Generating 60% of our schools’ energy from on-site renewable sources may sound like a great idea, but the figures don’t add up. Bill Watts takes today’s maths class
The government’s proposal for new secondary schools to generate 60% of their energy from on-site renewable sources (10 August, page 13) is admirable, but hopelessly misplaced.
The viable sources of on-site renewable electricity and heat generation for a building in the UK are wind and photovoltaic (PV) and solar thermal panels. All three are problematic. The use of solar thermal panels is limited to meeting the hot water load, which accounts for only a small part of total energy demand.
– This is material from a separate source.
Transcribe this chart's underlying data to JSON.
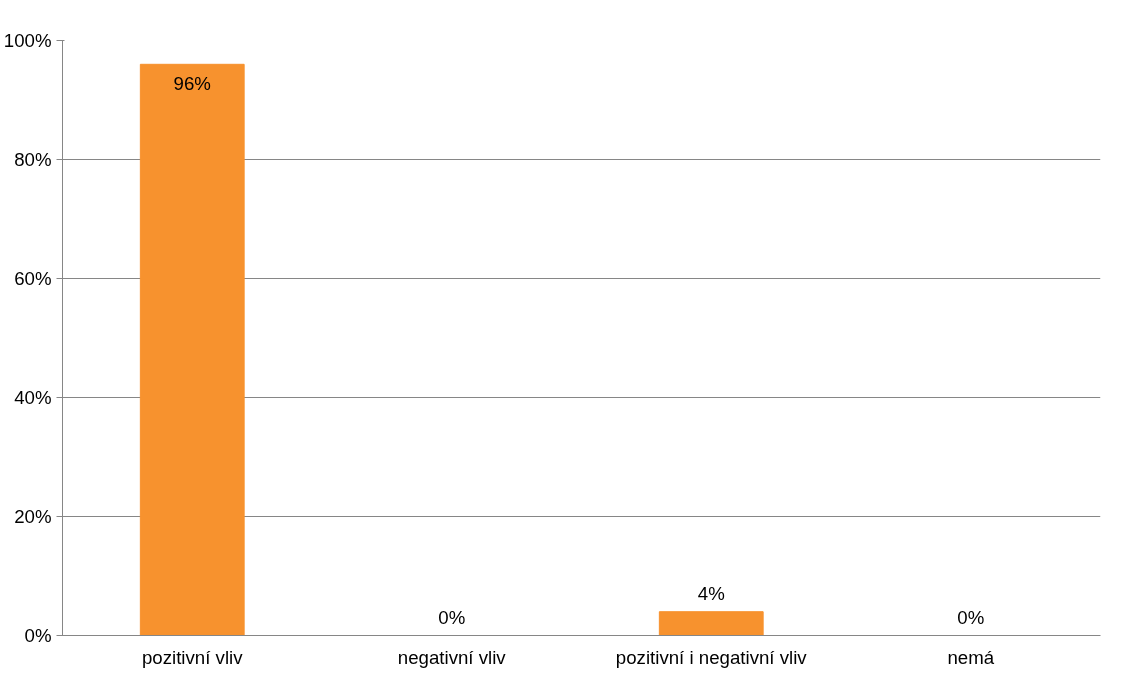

The efficacy of a small-scale wind turbine installation is at best unproven, and large wind turbines are difficult to accommodate on all but the most rural sites.
This leaves PV panels to produce electricity. It is true that covering the roof with such panels would provide enough energy to meet the load, but this comes at significant cost. The capital cost of providing 1kWh of electricity per year from a PV panel on a roof is about £6, whereas an on-shore wind farm would produce it for 25p. (Off-shore wind currently costs in the region of 50p, owing to its early stage of development, and the need for grid reinforcement.)
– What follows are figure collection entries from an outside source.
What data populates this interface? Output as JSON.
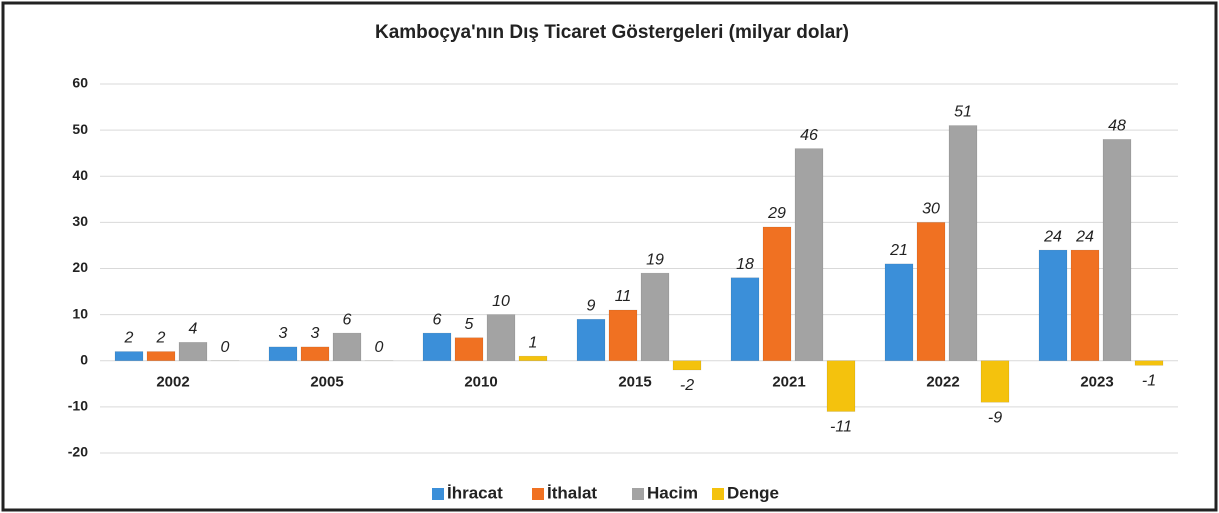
{
  "chart_data": {
    "type": "bar",
    "title": "Kamboçya'nın Dış Ticaret Göstergeleri  (milyar dolar)",
    "categories": [
      "2002",
      "2005",
      "2010",
      "2015",
      "2021",
      "2022",
      "2023"
    ],
    "series": [
      {
        "name": "İhracat",
        "color": "#3b8fd9",
        "values": [
          2,
          3,
          6,
          9,
          18,
          21,
          24
        ]
      },
      {
        "name": "İthalat",
        "color": "#f07122",
        "values": [
          2,
          3,
          5,
          11,
          29,
          30,
          24
        ]
      },
      {
        "name": "Hacim",
        "color": "#a3a3a3",
        "values": [
          4,
          6,
          10,
          19,
          46,
          51,
          48
        ]
      },
      {
        "name": "Denge",
        "color": "#f4c20d",
        "values": [
          0,
          0,
          1,
          -2,
          -11,
          -9,
          -1
        ]
      }
    ],
    "ylim": [
      -20,
      60
    ],
    "yticks": [
      -20,
      -10,
      0,
      10,
      20,
      30,
      40,
      50,
      60
    ],
    "grid": true,
    "legend": "bottom"
  }
}
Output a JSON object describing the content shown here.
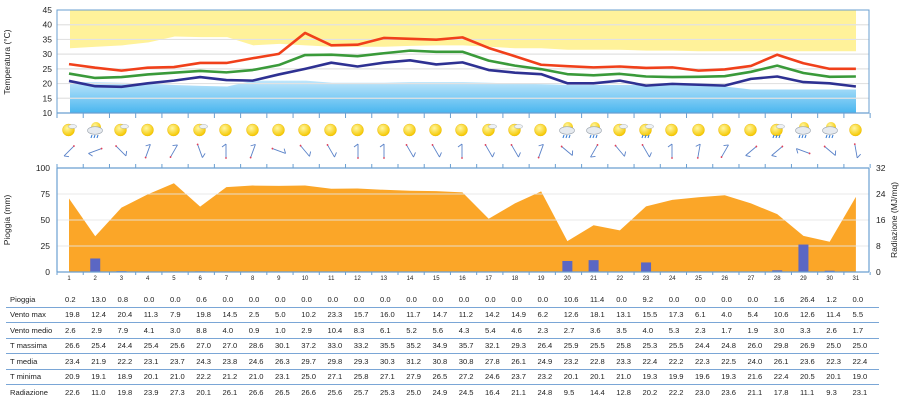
{
  "colors": {
    "t_max": "#f0401a",
    "t_med": "#3a9a3a",
    "t_min": "#2e3192",
    "hot_band": "#fff29a",
    "cold_band": "#49b6ef",
    "radiation_area": "#fba628",
    "rain_bar": "#5b67c4",
    "axis": "#6a9fd1",
    "table_rule": "#7aa6d6"
  },
  "chart_data": [
    {
      "type": "line",
      "title": "",
      "ylabel": "Temperatura (°C)",
      "xlabel": "",
      "ylim": [
        10,
        45
      ],
      "yticks": [
        10,
        15,
        20,
        25,
        30,
        35,
        40,
        45
      ],
      "grid": true,
      "x": [
        1,
        2,
        3,
        4,
        5,
        6,
        7,
        8,
        9,
        10,
        11,
        12,
        13,
        14,
        15,
        16,
        17,
        18,
        19,
        20,
        21,
        22,
        23,
        24,
        25,
        26,
        27,
        28,
        29,
        30,
        31
      ],
      "series": [
        {
          "name": "T massima",
          "color": "#f0401a",
          "values": [
            26.6,
            25.4,
            24.4,
            25.4,
            25.6,
            27.0,
            27.0,
            28.6,
            30.1,
            37.2,
            33.0,
            33.2,
            35.5,
            35.2,
            34.9,
            35.7,
            32.1,
            29.3,
            26.4,
            25.9,
            25.5,
            25.8,
            25.3,
            25.5,
            24.4,
            24.8,
            26.0,
            29.8,
            26.9,
            25.0,
            25.0
          ]
        },
        {
          "name": "T media",
          "color": "#3a9a3a",
          "values": [
            23.4,
            21.9,
            22.2,
            23.1,
            23.7,
            24.3,
            23.8,
            24.6,
            26.3,
            29.7,
            29.8,
            29.3,
            30.3,
            31.2,
            30.8,
            30.8,
            27.8,
            26.1,
            24.9,
            23.2,
            22.8,
            23.3,
            22.4,
            22.2,
            22.3,
            22.5,
            24.0,
            26.1,
            23.6,
            22.3,
            22.4
          ]
        },
        {
          "name": "T minima",
          "color": "#2e3192",
          "values": [
            20.9,
            19.1,
            18.9,
            20.1,
            21.0,
            22.2,
            21.2,
            21.0,
            23.1,
            25.0,
            27.1,
            25.8,
            27.1,
            27.9,
            26.5,
            27.2,
            24.6,
            23.7,
            23.2,
            20.1,
            20.1,
            21.0,
            19.3,
            19.9,
            19.6,
            19.3,
            21.6,
            22.4,
            20.5,
            20.1,
            19.0
          ]
        }
      ],
      "bands": {
        "hot_band_lower": [
          32,
          32.5,
          33,
          34,
          36,
          35.8,
          35.8,
          33,
          33.5,
          33,
          32.5,
          32.5,
          32.5,
          32.8,
          33,
          33,
          32.5,
          32,
          32,
          31.5,
          31.5,
          31.5,
          31.2,
          31.2,
          31,
          31,
          31,
          31,
          31,
          31,
          31
        ],
        "cold_band_upper": [
          20.5,
          20.5,
          20.3,
          20,
          19.5,
          19.2,
          19,
          21,
          21,
          21,
          20.3,
          20.3,
          20.3,
          20.5,
          20.5,
          20.5,
          20.3,
          20,
          19.8,
          19.5,
          19.5,
          19.5,
          19.5,
          19.5,
          19.3,
          19,
          18,
          18,
          18,
          18,
          18
        ]
      }
    },
    {
      "type": "bar+area",
      "title": "",
      "ylabel": "Pioggia (mm)",
      "ylabel_right": "Radiazione (MJ/mq)",
      "ylim": [
        0,
        100
      ],
      "ylim_right": [
        0,
        32
      ],
      "yticks": [
        0,
        25,
        50,
        75,
        100
      ],
      "yticks_right": [
        0,
        8,
        16,
        24,
        32
      ],
      "grid": true,
      "x": [
        1,
        2,
        3,
        4,
        5,
        6,
        7,
        8,
        9,
        10,
        11,
        12,
        13,
        14,
        15,
        16,
        17,
        18,
        19,
        20,
        21,
        22,
        23,
        24,
        25,
        26,
        27,
        28,
        29,
        30,
        31
      ],
      "series": [
        {
          "name": "Pioggia",
          "type": "bar",
          "axis": "left",
          "color": "#5b67c4",
          "values": [
            0.2,
            13.0,
            0.8,
            0.0,
            0.0,
            0.6,
            0.0,
            0.0,
            0.0,
            0.0,
            0.0,
            0.0,
            0.0,
            0.0,
            0.0,
            0.0,
            0.0,
            0.0,
            0.0,
            10.6,
            11.4,
            0.0,
            9.2,
            0.0,
            0.0,
            0.0,
            0.0,
            1.6,
            26.4,
            1.2,
            0.0
          ]
        },
        {
          "name": "Radiazione",
          "type": "area",
          "axis": "right",
          "color": "#fba628",
          "values": [
            22.6,
            11.0,
            19.8,
            23.9,
            27.3,
            20.1,
            26.1,
            26.6,
            26.5,
            26.6,
            25.6,
            25.7,
            25.3,
            25.0,
            24.9,
            24.5,
            16.4,
            21.1,
            24.8,
            9.5,
            14.4,
            12.8,
            20.2,
            22.2,
            23.0,
            23.6,
            21.1,
            17.8,
            11.1,
            9.3,
            23.1
          ]
        }
      ]
    }
  ],
  "weather_icons": [
    "sun-cloud",
    "cloud-rain",
    "sun-cloud",
    "sun",
    "sun",
    "sun-cloud",
    "sun",
    "sun",
    "sun",
    "sun",
    "sun",
    "sun",
    "sun",
    "sun",
    "sun",
    "sun",
    "sun-cloud",
    "sun-cloud",
    "sun",
    "cloud-rain",
    "cloud-rain",
    "sun-cloud",
    "sun-cloud-rain",
    "sun",
    "sun",
    "sun",
    "sun",
    "sun-cloud-rain",
    "cloud-rain",
    "cloud-rain",
    "sun"
  ],
  "wind_dirs_deg": [
    135,
    160,
    45,
    290,
    300,
    70,
    270,
    290,
    20,
    50,
    60,
    270,
    270,
    60,
    60,
    270,
    60,
    60,
    290,
    40,
    120,
    50,
    60,
    270,
    280,
    300,
    140,
    140,
    200,
    40,
    80
  ],
  "table": {
    "rows": [
      {
        "label": "Pioggia",
        "values": [
          "0.2",
          "13.0",
          "0.8",
          "0.0",
          "0.0",
          "0.6",
          "0.0",
          "0.0",
          "0.0",
          "0.0",
          "0.0",
          "0.0",
          "0.0",
          "0.0",
          "0.0",
          "0.0",
          "0.0",
          "0.0",
          "0.0",
          "10.6",
          "11.4",
          "0.0",
          "9.2",
          "0.0",
          "0.0",
          "0.0",
          "0.0",
          "1.6",
          "26.4",
          "1.2",
          "0.0"
        ]
      },
      {
        "label": "Vento max",
        "values": [
          "19.8",
          "12.4",
          "20.4",
          "11.3",
          "7.9",
          "19.8",
          "14.5",
          "2.5",
          "5.0",
          "10.2",
          "23.3",
          "15.7",
          "16.0",
          "11.7",
          "14.7",
          "11.2",
          "14.2",
          "14.9",
          "6.2",
          "12.6",
          "18.1",
          "13.1",
          "15.5",
          "17.3",
          "6.1",
          "4.0",
          "5.4",
          "10.6",
          "12.6",
          "11.4",
          "5.5"
        ]
      },
      {
        "label": "Vento medio",
        "values": [
          "2.6",
          "2.9",
          "7.9",
          "4.1",
          "3.0",
          "8.8",
          "4.0",
          "0.9",
          "1.0",
          "2.9",
          "10.4",
          "8.3",
          "6.1",
          "5.2",
          "5.6",
          "4.3",
          "5.4",
          "4.6",
          "2.3",
          "2.7",
          "3.6",
          "3.5",
          "4.0",
          "5.3",
          "2.3",
          "1.7",
          "1.9",
          "3.0",
          "3.3",
          "2.6",
          "1.7"
        ]
      },
      {
        "label": "T massima",
        "values": [
          "26.6",
          "25.4",
          "24.4",
          "25.4",
          "25.6",
          "27.0",
          "27.0",
          "28.6",
          "30.1",
          "37.2",
          "33.0",
          "33.2",
          "35.5",
          "35.2",
          "34.9",
          "35.7",
          "32.1",
          "29.3",
          "26.4",
          "25.9",
          "25.5",
          "25.8",
          "25.3",
          "25.5",
          "24.4",
          "24.8",
          "26.0",
          "29.8",
          "26.9",
          "25.0",
          "25.0"
        ]
      },
      {
        "label": "T media",
        "values": [
          "23.4",
          "21.9",
          "22.2",
          "23.1",
          "23.7",
          "24.3",
          "23.8",
          "24.6",
          "26.3",
          "29.7",
          "29.8",
          "29.3",
          "30.3",
          "31.2",
          "30.8",
          "30.8",
          "27.8",
          "26.1",
          "24.9",
          "23.2",
          "22.8",
          "23.3",
          "22.4",
          "22.2",
          "22.3",
          "22.5",
          "24.0",
          "26.1",
          "23.6",
          "22.3",
          "22.4"
        ]
      },
      {
        "label": "T minima",
        "values": [
          "20.9",
          "19.1",
          "18.9",
          "20.1",
          "21.0",
          "22.2",
          "21.2",
          "21.0",
          "23.1",
          "25.0",
          "27.1",
          "25.8",
          "27.1",
          "27.9",
          "26.5",
          "27.2",
          "24.6",
          "23.7",
          "23.2",
          "20.1",
          "20.1",
          "21.0",
          "19.3",
          "19.9",
          "19.6",
          "19.3",
          "21.6",
          "22.4",
          "20.5",
          "20.1",
          "19.0"
        ]
      },
      {
        "label": "Radiazione",
        "values": [
          "22.6",
          "11.0",
          "19.8",
          "23.9",
          "27.3",
          "20.1",
          "26.1",
          "26.6",
          "26.5",
          "26.6",
          "25.6",
          "25.7",
          "25.3",
          "25.0",
          "24.9",
          "24.5",
          "16.4",
          "21.1",
          "24.8",
          "9.5",
          "14.4",
          "12.8",
          "20.2",
          "22.2",
          "23.0",
          "23.6",
          "21.1",
          "17.8",
          "11.1",
          "9.3",
          "23.1"
        ]
      }
    ]
  }
}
The point is that the money invested in large-scale wind farms would get you 10 to 20 times as much power as the investment in PV panels on your building.
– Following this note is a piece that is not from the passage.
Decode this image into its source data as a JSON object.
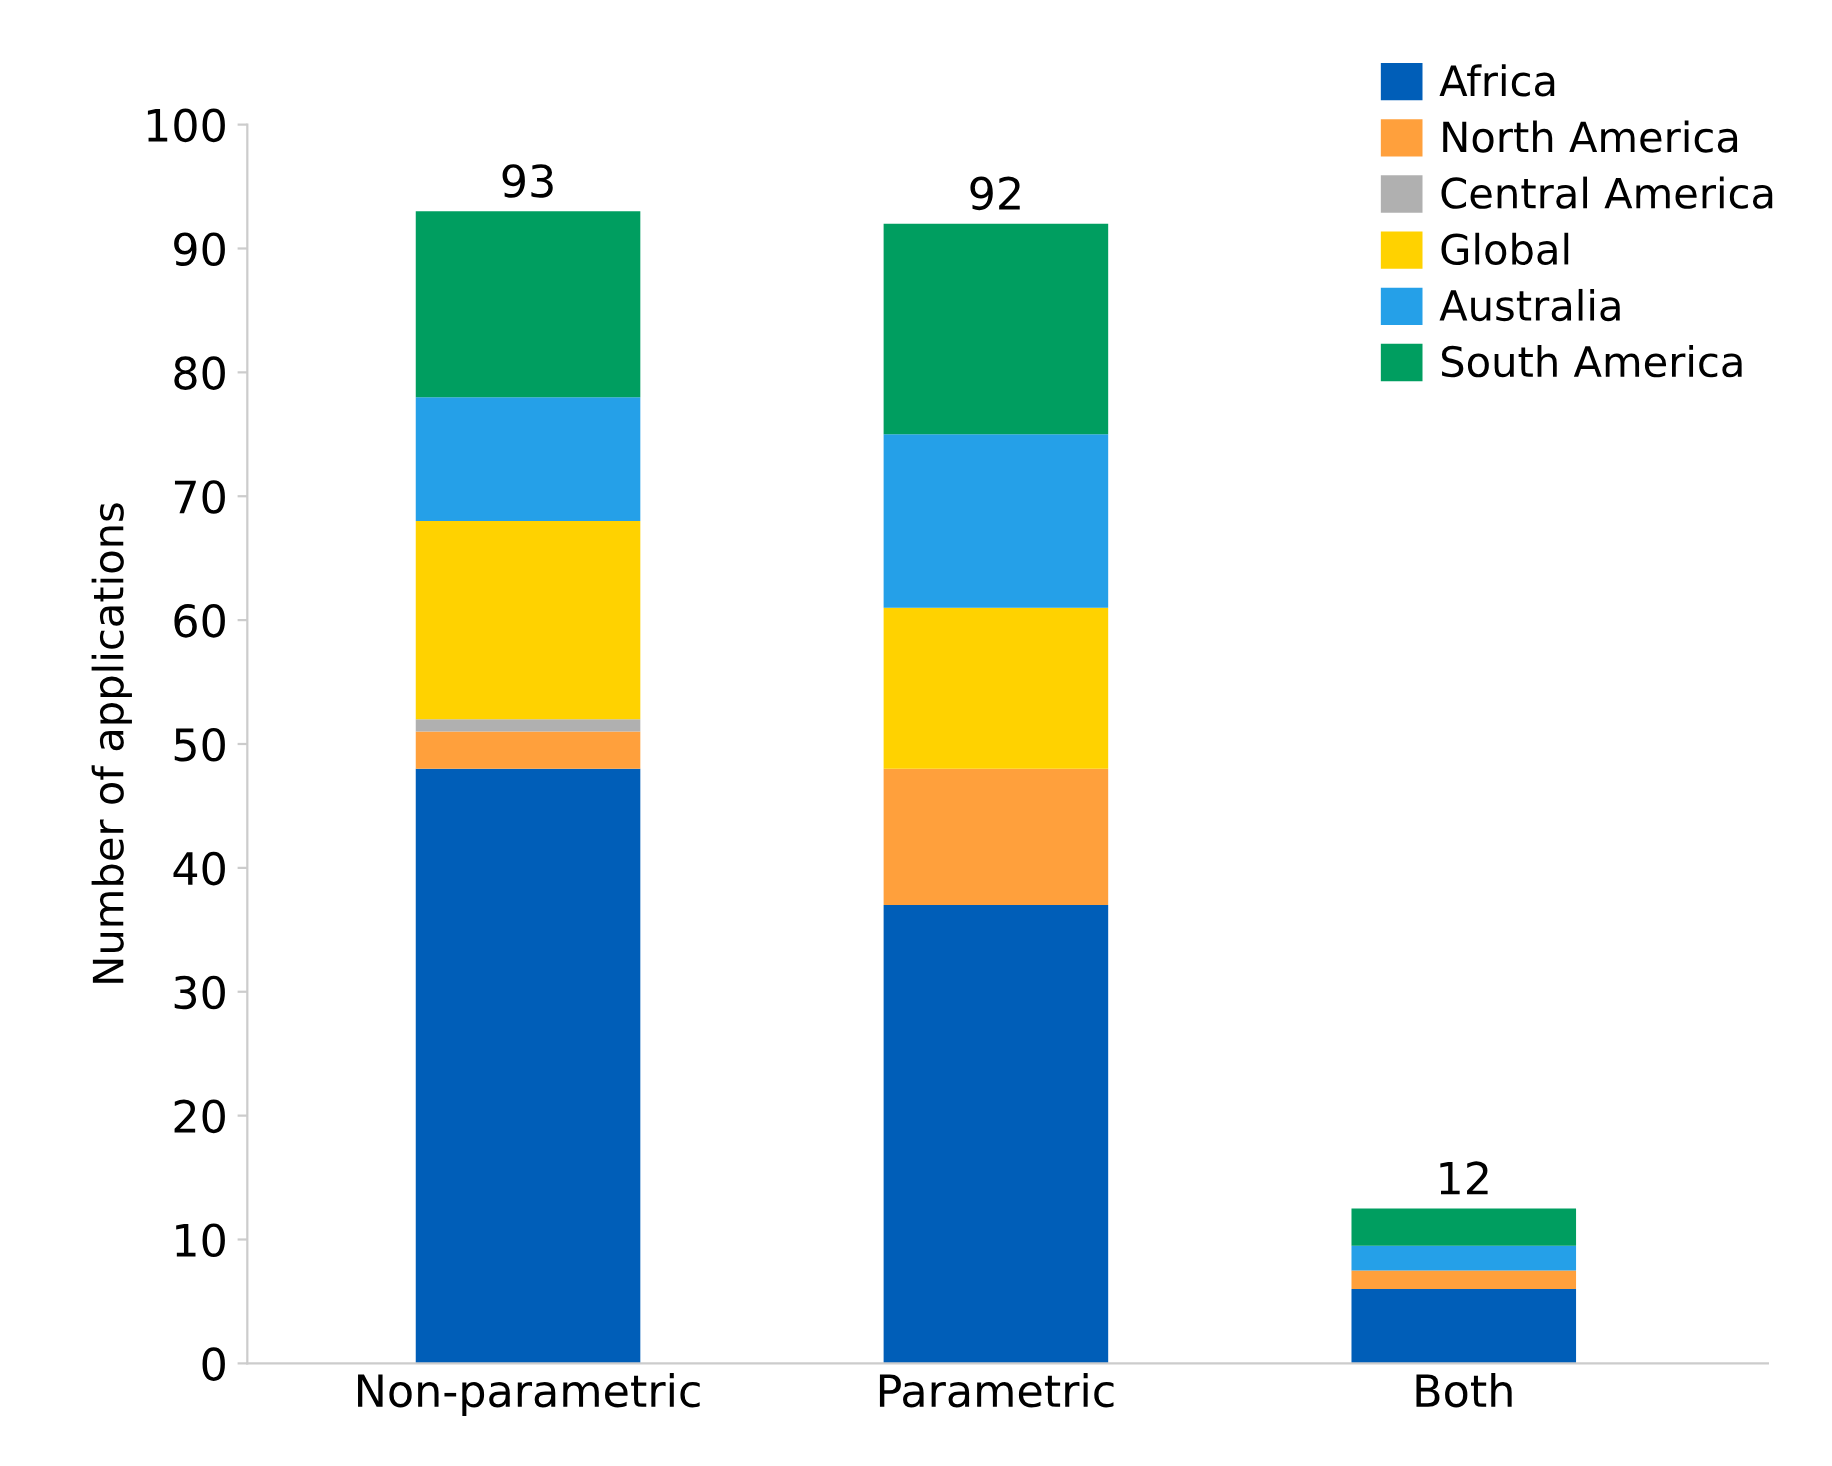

Unless it is grown on the school’s grounds, biomass is not an on-site renewable. It is grown off site and transported in a truck, train or boat and burned on the site. It is not a particularly convenient fuel. These days there is a surfeit of wood in forested areas of the UK, but then they used to say something similar about cod …
As long as we think that on-site renewables can solve our energy problems we will continue to tinker with the issue to little end
Surely then, the government’s money is best spent locally in focusing on reducing energy use and generating what we actually need in the most efficient manner – which is not necessarily on site. Putting money into on-site renewables shifts focus away from energy saving and fosters the misunderstanding that energy provision can be dealt with at a parochial level alone.
To illustrate the point, to meet the government’s 60% target in a 10,000m2 secondary school with a modest annual energy consumption of 100kWh/m2 using true on-site renewables would cost about £3.5m. By contrast, the cost of a portion of a remote, off-site wind farm to deliver 100% of the school’s energy would be £250,000-500,000, potentially leaving change from the government’s £500,000 per school to pay for energy-saving measures in the building itself.
The energy from the wind turbines would feed into, and travel over, the national grid. Some energy (5-10%) may be lost in transmission but with differences in initial capital cost of 1000-2000% I do not see that as an issue. And while a school could purchase a share of the wind farm, why should it? We live in a society and market economy where functions are divided up in an efficient and convenient manner. It is not the school’s job to own part of a wind farm.
As long as we think that on-site renewables can deal with our energy problems, we will continue to tinker with the issue to little end, and waste large sums of money in the process. We, as a society, should be clear in saying that we need renewables to work in the most cost-effective way. For large-scale projects that will make a difference this does require national planning and the design of a workable renewable energy infrastructure; the sort of thing governments do.